We’ll start with the old. I saw my old therapist, Cindy, off and on for some 12 years. I was pregnant with my middle little when we paired up and I started DBT. It was right before I got pregnant that I was diagnosed with BPD. And he’s turning 11 in just a few days so almost 12 years seems pretty on the nose.
And Cindy was/is great. She specializes in BPD and DBT and I adore her. I would not have the skills I have now, if not for her.
But I’m at a point in my life where one of the primary things I want to talk about in therapy is my identity of being queer. (Which is how I choose to sum up my sexuality and gender identity.) And Cindy is not afraid to talk about me being queer, but she has no experience with it personally or with people in her life so she had no practical advice to offer. She had great listening skills, but I need a little more.
So I did a literal google search for trans therapists that are local to me and I found Ruby. I don’t know if she herself is trans. I honestly can’t tell even after a session with her (which is fine) but I do know she has a Master’s in Gender Studies and gender queer people in her life, beyond her own experience. (She did say she is queer. It just hasn’t been defined out. Which again is fine. I don’t need her life story beyond the generalization that she’s qualified in this topic and issue.)
Additionally, she’s also fully versed in BPD a lot like Cindy is. So I’m not completely sacrificing whatever help I need with BPD, just to have someone whom can relate to gender issues.
Anyway, as of now I’m going to start seeing Ruby every Monday after work. My first session was this past Monday, the 14th of January. And I want to talk about it. Not the details of what we talked about, though I will sum it up, but instead the general feel of it all. Why Ruby is the perfect fit for me.
She was just coming in from being outside when it was time to start our session. So we go into her rented office and she starts going around the spacious room and turning on a dozen floor and table lamps. No harsh overhead florescents. Nope. This isn’t a sterile office, this place has a living room feel. There are comfy places to sit with an abundance of pillows and blankets. Rugs on the floor. A play area for children. Huge, wall conquering book cases filled with books. This place just immediately felt like home. Which, as nervous as I was, it put me at ease.
After she turned on all the lights, she sat in her own comfy chair, bent down, and took off her boots revealing fun cat socks. Like. There are just no words. I picked her off this long list of therapists that I found because she was friend shaped. I was delighted to discover that she specialized in what I needed her to specialize in. But the initially what made me go to her website, off the list, was that she just looked warm and friendly. Warm. So warm. So to have her kick off her shoes, which is honestly my person aesthetic, was revoltionary. I didn’t know therapists could do that! From now on, any new therapists I try out, if they don’t kick off their shoes, then they just aren’t for me.
The office. The no shoes. I just felt really safe.

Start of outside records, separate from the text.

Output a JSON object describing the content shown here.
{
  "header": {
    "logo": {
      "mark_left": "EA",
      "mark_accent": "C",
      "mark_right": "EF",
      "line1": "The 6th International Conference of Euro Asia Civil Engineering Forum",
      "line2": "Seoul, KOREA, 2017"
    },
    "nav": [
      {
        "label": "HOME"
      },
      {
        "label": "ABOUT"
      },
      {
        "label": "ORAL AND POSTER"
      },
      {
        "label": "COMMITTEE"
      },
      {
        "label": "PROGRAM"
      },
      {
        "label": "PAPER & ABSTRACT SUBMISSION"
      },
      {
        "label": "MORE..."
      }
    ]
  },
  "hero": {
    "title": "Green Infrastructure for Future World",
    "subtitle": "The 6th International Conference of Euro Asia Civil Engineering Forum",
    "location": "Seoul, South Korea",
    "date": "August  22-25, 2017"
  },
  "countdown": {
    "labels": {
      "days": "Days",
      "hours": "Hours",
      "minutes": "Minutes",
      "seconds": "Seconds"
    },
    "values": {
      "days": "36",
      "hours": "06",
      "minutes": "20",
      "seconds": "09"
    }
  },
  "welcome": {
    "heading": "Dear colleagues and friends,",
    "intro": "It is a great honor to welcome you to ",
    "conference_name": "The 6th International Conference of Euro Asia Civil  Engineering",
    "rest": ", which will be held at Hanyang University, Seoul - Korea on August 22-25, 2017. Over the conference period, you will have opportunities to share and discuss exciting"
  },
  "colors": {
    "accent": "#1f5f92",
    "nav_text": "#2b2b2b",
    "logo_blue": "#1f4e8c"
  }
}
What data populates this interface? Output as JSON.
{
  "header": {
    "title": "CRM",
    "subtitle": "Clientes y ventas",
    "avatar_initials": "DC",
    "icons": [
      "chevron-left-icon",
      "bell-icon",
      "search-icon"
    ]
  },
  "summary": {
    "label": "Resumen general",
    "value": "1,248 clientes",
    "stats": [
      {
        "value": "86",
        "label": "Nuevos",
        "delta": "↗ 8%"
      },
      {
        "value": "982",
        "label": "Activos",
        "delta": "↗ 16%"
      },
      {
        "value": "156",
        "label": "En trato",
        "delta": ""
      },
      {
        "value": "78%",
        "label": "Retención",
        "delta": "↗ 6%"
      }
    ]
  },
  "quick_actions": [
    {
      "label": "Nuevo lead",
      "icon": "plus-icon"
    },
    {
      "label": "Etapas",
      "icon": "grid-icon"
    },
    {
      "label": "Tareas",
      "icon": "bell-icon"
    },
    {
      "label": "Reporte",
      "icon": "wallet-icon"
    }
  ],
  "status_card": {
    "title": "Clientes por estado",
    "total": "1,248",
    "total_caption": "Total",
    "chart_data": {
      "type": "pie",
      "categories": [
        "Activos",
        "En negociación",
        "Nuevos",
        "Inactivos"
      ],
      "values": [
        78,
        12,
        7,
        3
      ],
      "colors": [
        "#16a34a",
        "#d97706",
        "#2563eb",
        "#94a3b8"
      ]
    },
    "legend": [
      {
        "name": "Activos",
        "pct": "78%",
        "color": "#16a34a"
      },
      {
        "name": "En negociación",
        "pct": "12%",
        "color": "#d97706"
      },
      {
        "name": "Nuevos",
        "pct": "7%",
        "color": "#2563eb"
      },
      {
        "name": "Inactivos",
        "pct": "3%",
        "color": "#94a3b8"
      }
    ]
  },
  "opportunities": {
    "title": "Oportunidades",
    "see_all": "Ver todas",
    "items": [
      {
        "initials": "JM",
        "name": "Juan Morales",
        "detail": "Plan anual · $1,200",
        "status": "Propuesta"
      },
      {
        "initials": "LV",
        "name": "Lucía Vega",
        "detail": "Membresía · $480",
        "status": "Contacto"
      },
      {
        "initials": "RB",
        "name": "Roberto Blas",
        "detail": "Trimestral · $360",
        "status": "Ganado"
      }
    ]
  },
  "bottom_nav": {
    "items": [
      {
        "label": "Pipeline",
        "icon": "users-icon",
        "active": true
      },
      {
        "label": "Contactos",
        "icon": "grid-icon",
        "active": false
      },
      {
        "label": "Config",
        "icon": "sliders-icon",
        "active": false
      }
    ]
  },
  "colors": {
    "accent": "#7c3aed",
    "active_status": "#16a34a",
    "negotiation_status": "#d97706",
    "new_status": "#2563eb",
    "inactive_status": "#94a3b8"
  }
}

Moving on, though I could spend another 5 paragraphs talking about the no shoes and fun socks…
I’m pretty secure in my gender identity now so while I wanted someone who specializes in it, it won’t be the main focus of therapy. We talked about that some. Most the session was just a brief outline of who I am. Standard first session shit. But we did discuss the goals.
My main objective is to deal with my anger issues I’m finally admitting I have. I… when I’m frustrated by my kids or spouse I turn red with anger and before I even realize I’m doing it, I start yelling. All the fucking time. I don’t want to yell anymore. I need to replace it with something, I don’t know what because the kids don’t listen. But I don’t want to yell anymore. It’s just not how I want my home life to go. So over the next however many weeks and months, Ruby is going to help me learn skills to stop the yelling, and parenting skills as to what I can do in place of it to get the kids to listen.
Cindy probably could have done that for me. But now, with Ruby, when gender issues are on the forefront of my mind, I can bring them up and we can tackle them as a team. It’s not the primary objective of therapy, but it’s still a thing that can coexist.
So every Monday at 4 I’m in therapy with Ruby, who works out of what could easily be a living room, if not for the insurance agent across the hall, and who kicks off her shoes to reveal relatable socks. I’m… it’s a good way to spend my Monday afternoons.
And then after therapy I have a standing dinner date with my dad. Which will make for a long day, but it lets me avoid rush hour traffic in getting home (therapy is on his side of town, my house is decidedly not) and I really should spend more time with him anyways. So this is good. I get home 10 hours after I left it and exhausted, but that’s just how it is sometimes.